Ürünü satan fısıltı gazeteleridir
Abone olDünyanın ünlü tüketici davranışı uzmanlarından Solomon, ürünü satanın fısıltı gazeteleri olduğunu söyledi.
Yürekli Eğitim ve Danışmanlık tarafından ''Gerçek Başarılar
Tesadüflere Dayanmaz'' noktasından hareketle bu yıl dördüncüsü
düzenlenen ve 2 gün sürecek olan ''Marka 2003 Konferansı''nın
açılışında konuşan Solomon, markaların öneminin artmaya devam
edeceğini söyledi.
Uzun vadede markaların ayakta kaldıklarını ve başarılı olduklarını
belirten Solomon, ''Markalar riski ortadan kaldırıyor. Bize bir
taahhütte bulunuyor, tüketici ile imalatçı arasındaki ilişkiyi
risksiz hale getiriyor'' dedi.
Sovyetler dağılmadan önce markadan çok hoşlanıldığını belirten
Solomon, yine de insanların marka olmamasına rağmen ürünü alırken
hangi fabrikadan çıktığını öğrenmek için seri numarasına baktığını
vurguladı.
ABD'de, bir markanın Fransız olduğunun rahatlıkla anlaşıldığını
belirten Solomon, markalar sayesinde daha kolay seçim
yapılabildiğini, Türkiye'deki firmaların da yapması gerekenin imaj
uyandırmak olduğunu kaydetti.
Michael R. Solomon, ''Mavi Jean bunu güzel başarıyor. Yavaş yavaş
ABD'de çok popüler olmakta ama kimse Türk olduğunu bilmiyor'' diye
konuştu.
Markanın bir sembol olduğunu, marka ile birlikte insanların hikaye,
öykü, mana da satın aldıklarını ve katma değer elde ettiklerini
ifade eden Solomon, günümüzde markaların manasını tüketicilerin de
belirler hale geldiğini anlattı.
Solomon, ''Tercih ettiğimiz markayı kimliğimizle özdeşleştiriyoruz.

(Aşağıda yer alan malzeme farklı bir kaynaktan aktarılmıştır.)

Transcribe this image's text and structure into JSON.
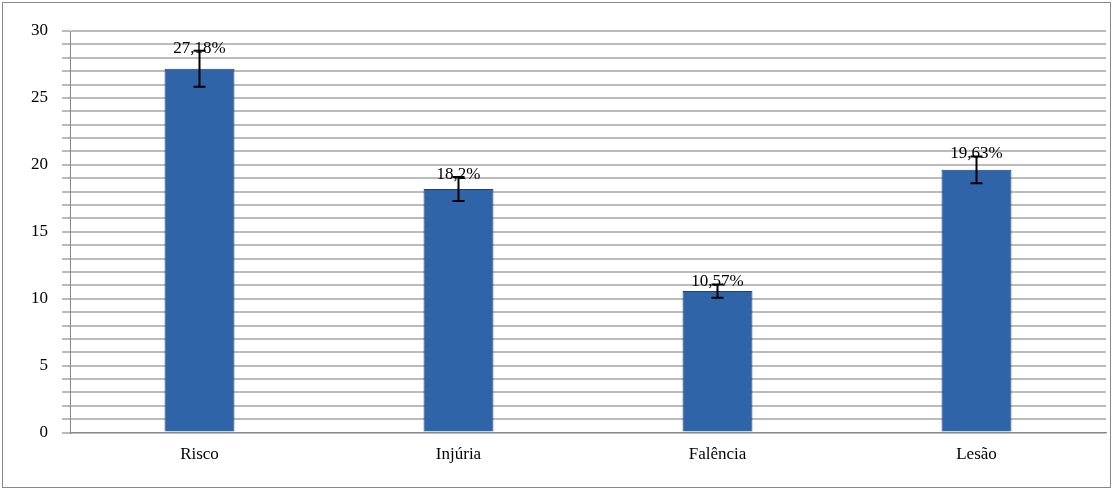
{
  "chart_data": {
    "type": "bar",
    "categories": [
      "Risco",
      "Injúria",
      "Falência",
      "Lesão"
    ],
    "values": [
      27.18,
      18.2,
      10.57,
      19.63
    ],
    "value_labels": [
      "27,18%",
      "18,2%",
      "10,57%",
      "19,63%"
    ],
    "errors": [
      1.35,
      0.9,
      0.5,
      1.0
    ],
    "color": "#2f64a8",
    "ylim": [
      0,
      30
    ],
    "yticks": [
      0,
      {
        "value": 1,
        "label": null
      },
      {
        "value": 2,
        "label": null
      },
      {
        "value": 3,
        "label": null
      },
      {
        "value": 4,
        "label": null
      },
      5,
      {
        "value": 6,
        "label": null
      },
      {
        "value": 7,
        "label": null
      },
      {
        "value": 8,
        "label": null
      },
      {
        "value": 9,
        "label": null
      },
      10,
      {
        "value": 11,
        "label": null
      },
      {
        "value": 12,
        "label": null
      },
      {
        "value": 13,
        "label": null
      },
      {
        "value": 14,
        "label": null
      },
      15,
      {
        "value": 16,
        "label": null
      },
      {
        "value": 17,
        "label": null
      },
      {
        "value": 18,
        "label": null
      },
      {
        "value": 19,
        "label": null
      },
      20,
      {
        "value": 21,
        "label": null
      },
      {
        "value": 22,
        "label": null
      },
      {
        "value": 23,
        "label": null
      },
      {
        "value": 24,
        "label": null
      },
      25,
      {
        "value": 26,
        "label": null
      },
      {
        "value": 27,
        "label": null
      },
      {
        "value": 28,
        "label": null
      },
      {
        "value": 29,
        "label": null
      },
      30
    ],
    "grid": "y",
    "legend": false
  }
}
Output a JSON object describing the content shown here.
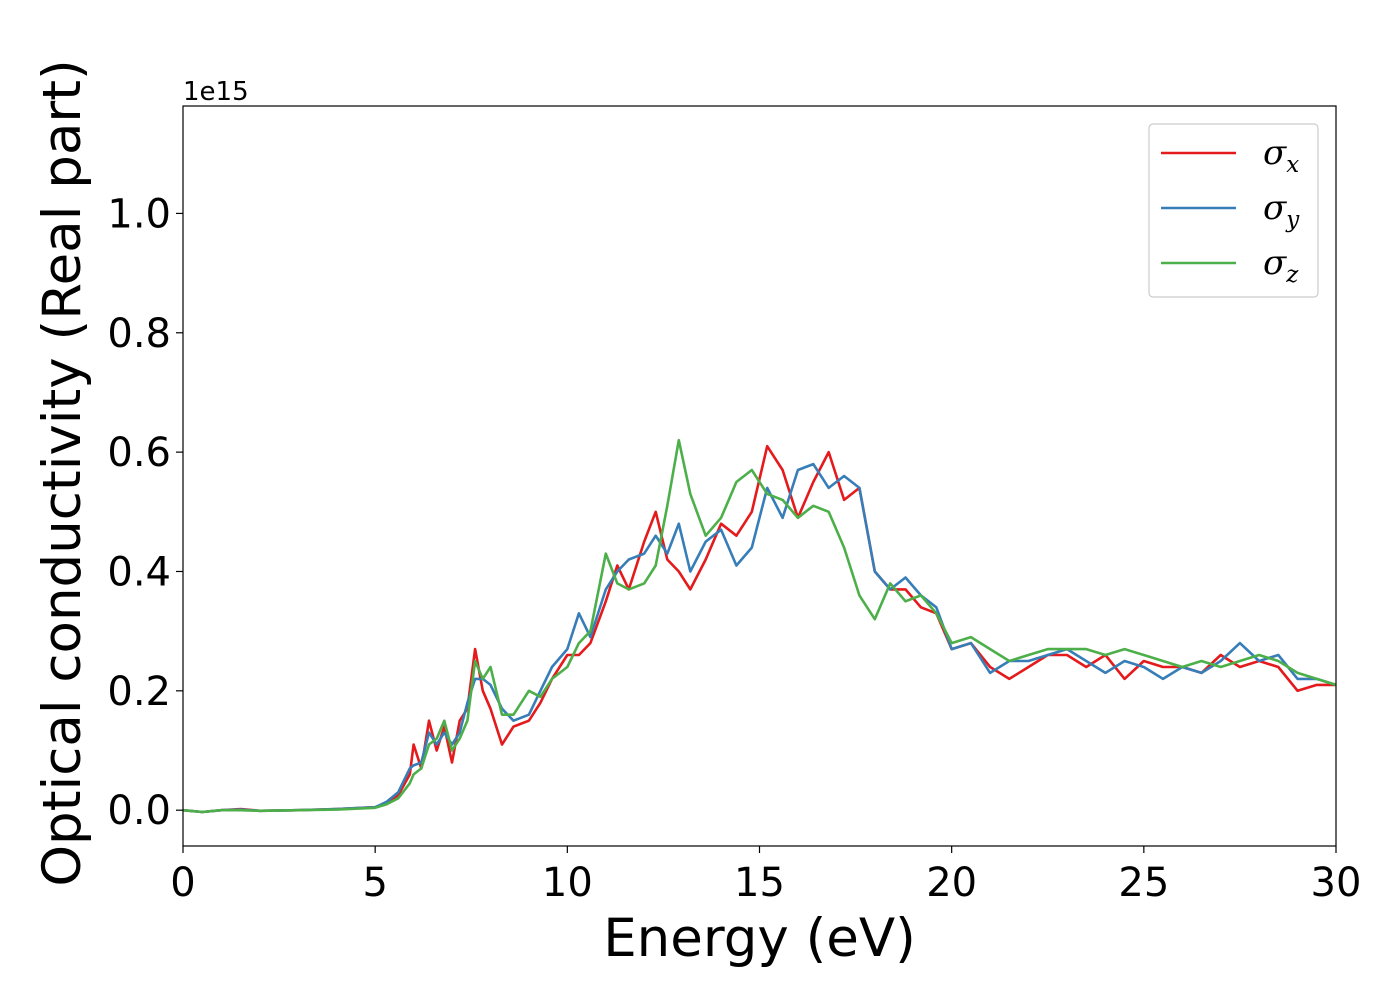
{
  "chart_data": {
    "type": "line",
    "title": "",
    "xlabel": "Energy (eV)",
    "ylabel": "Optical conductivity (Real part)",
    "y_offset_label": "1e15",
    "xlim": [
      0,
      30
    ],
    "ylim": [
      -0.06,
      1.18
    ],
    "xticks": [
      0,
      5,
      10,
      15,
      20,
      25,
      30
    ],
    "xtick_labels": [
      "0",
      "5",
      "10",
      "15",
      "20",
      "25",
      "30"
    ],
    "yticks": [
      0.0,
      0.2,
      0.4,
      0.6,
      0.8,
      1.0
    ],
    "ytick_labels": [
      "0.0",
      "0.2",
      "0.4",
      "0.6",
      "0.8",
      "1.0"
    ],
    "grid": false,
    "legend_position": "top-right",
    "x": [
      0,
      0.5,
      1,
      1.5,
      2,
      3,
      4,
      5,
      5.3,
      5.6,
      5.9,
      6.0,
      6.2,
      6.4,
      6.6,
      6.8,
      7.0,
      7.2,
      7.4,
      7.6,
      7.8,
      8.0,
      8.3,
      8.6,
      9.0,
      9.3,
      9.6,
      10.0,
      10.3,
      10.6,
      11.0,
      11.3,
      11.6,
      12.0,
      12.3,
      12.6,
      12.9,
      13.2,
      13.6,
      14.0,
      14.4,
      14.8,
      15.2,
      15.6,
      16.0,
      16.4,
      16.8,
      17.2,
      17.6,
      18.0,
      18.4,
      18.8,
      19.2,
      19.6,
      20.0,
      20.5,
      21.0,
      21.5,
      22.0,
      22.5,
      23.0,
      23.5,
      24.0,
      24.5,
      25.0,
      25.5,
      26.0,
      26.5,
      27.0,
      27.5,
      28.0,
      28.5,
      29.0,
      29.5,
      30.0
    ],
    "series": [
      {
        "name": "x",
        "color": "#e41a1c",
        "values": [
          0.0,
          -0.003,
          0.0,
          0.002,
          -0.001,
          0.0,
          0.002,
          0.005,
          0.012,
          0.025,
          0.06,
          0.11,
          0.07,
          0.15,
          0.1,
          0.14,
          0.08,
          0.15,
          0.17,
          0.27,
          0.2,
          0.17,
          0.11,
          0.14,
          0.15,
          0.18,
          0.22,
          0.26,
          0.26,
          0.28,
          0.35,
          0.41,
          0.37,
          0.45,
          0.5,
          0.42,
          0.4,
          0.37,
          0.42,
          0.48,
          0.46,
          0.5,
          0.61,
          0.57,
          0.49,
          0.55,
          0.6,
          0.52,
          0.54,
          0.4,
          0.37,
          0.37,
          0.34,
          0.33,
          0.27,
          0.28,
          0.24,
          0.22,
          0.24,
          0.26,
          0.26,
          0.24,
          0.26,
          0.22,
          0.25,
          0.24,
          0.24,
          0.23,
          0.26,
          0.24,
          0.25,
          0.24,
          0.2,
          0.21,
          0.21
        ]
      },
      {
        "name": "y",
        "color": "#377eb8",
        "values": [
          0.0,
          -0.003,
          0.0,
          0.001,
          -0.001,
          0.0,
          0.002,
          0.005,
          0.014,
          0.03,
          0.07,
          0.075,
          0.08,
          0.13,
          0.11,
          0.13,
          0.11,
          0.13,
          0.18,
          0.22,
          0.22,
          0.21,
          0.17,
          0.15,
          0.16,
          0.2,
          0.24,
          0.27,
          0.33,
          0.29,
          0.37,
          0.4,
          0.42,
          0.43,
          0.46,
          0.43,
          0.48,
          0.4,
          0.45,
          0.47,
          0.41,
          0.44,
          0.54,
          0.49,
          0.57,
          0.58,
          0.54,
          0.56,
          0.54,
          0.4,
          0.37,
          0.39,
          0.36,
          0.34,
          0.27,
          0.28,
          0.23,
          0.25,
          0.25,
          0.26,
          0.27,
          0.25,
          0.23,
          0.25,
          0.24,
          0.22,
          0.24,
          0.23,
          0.25,
          0.28,
          0.25,
          0.26,
          0.22,
          0.22,
          0.21
        ]
      },
      {
        "name": "z",
        "color": "#4daf4a",
        "values": [
          0.0,
          -0.003,
          0.0,
          0.0,
          -0.001,
          0.0,
          0.001,
          0.004,
          0.01,
          0.02,
          0.045,
          0.06,
          0.07,
          0.11,
          0.12,
          0.15,
          0.1,
          0.12,
          0.15,
          0.25,
          0.22,
          0.24,
          0.16,
          0.16,
          0.2,
          0.19,
          0.22,
          0.24,
          0.28,
          0.3,
          0.43,
          0.38,
          0.37,
          0.38,
          0.41,
          0.51,
          0.62,
          0.53,
          0.46,
          0.49,
          0.55,
          0.57,
          0.53,
          0.52,
          0.49,
          0.51,
          0.5,
          0.44,
          0.36,
          0.32,
          0.38,
          0.35,
          0.36,
          0.33,
          0.28,
          0.29,
          0.27,
          0.25,
          0.26,
          0.27,
          0.27,
          0.27,
          0.26,
          0.27,
          0.26,
          0.25,
          0.24,
          0.25,
          0.24,
          0.25,
          0.26,
          0.25,
          0.23,
          0.22,
          0.21
        ]
      }
    ]
  }
}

Niye insanlar Levi's jean giyiyor, şirketin arşivlerini inceledim.
Ürüne o kadar bağlılar ki 40-50 yıl atamıyorlar. Torunlarına miras
bırakıyorlar. Hatta poşete koyup Levi's'e geri gönderiyorlar''
dedi.
ARTIK TÜKETİCİLER HAKİM
Michael R. Solomon gerçekten çok sıradan ürünlerin bile insan
hayatının bir parçası olduğunu ifade ederek, şunları kaydetti:
''Artık varoluşumuz markalara bağlı. Neysek onu satın alıyoruz. Ne
satın alıyorsak o oluyoruz. Bu bir geçiş sürecini gösteriyor.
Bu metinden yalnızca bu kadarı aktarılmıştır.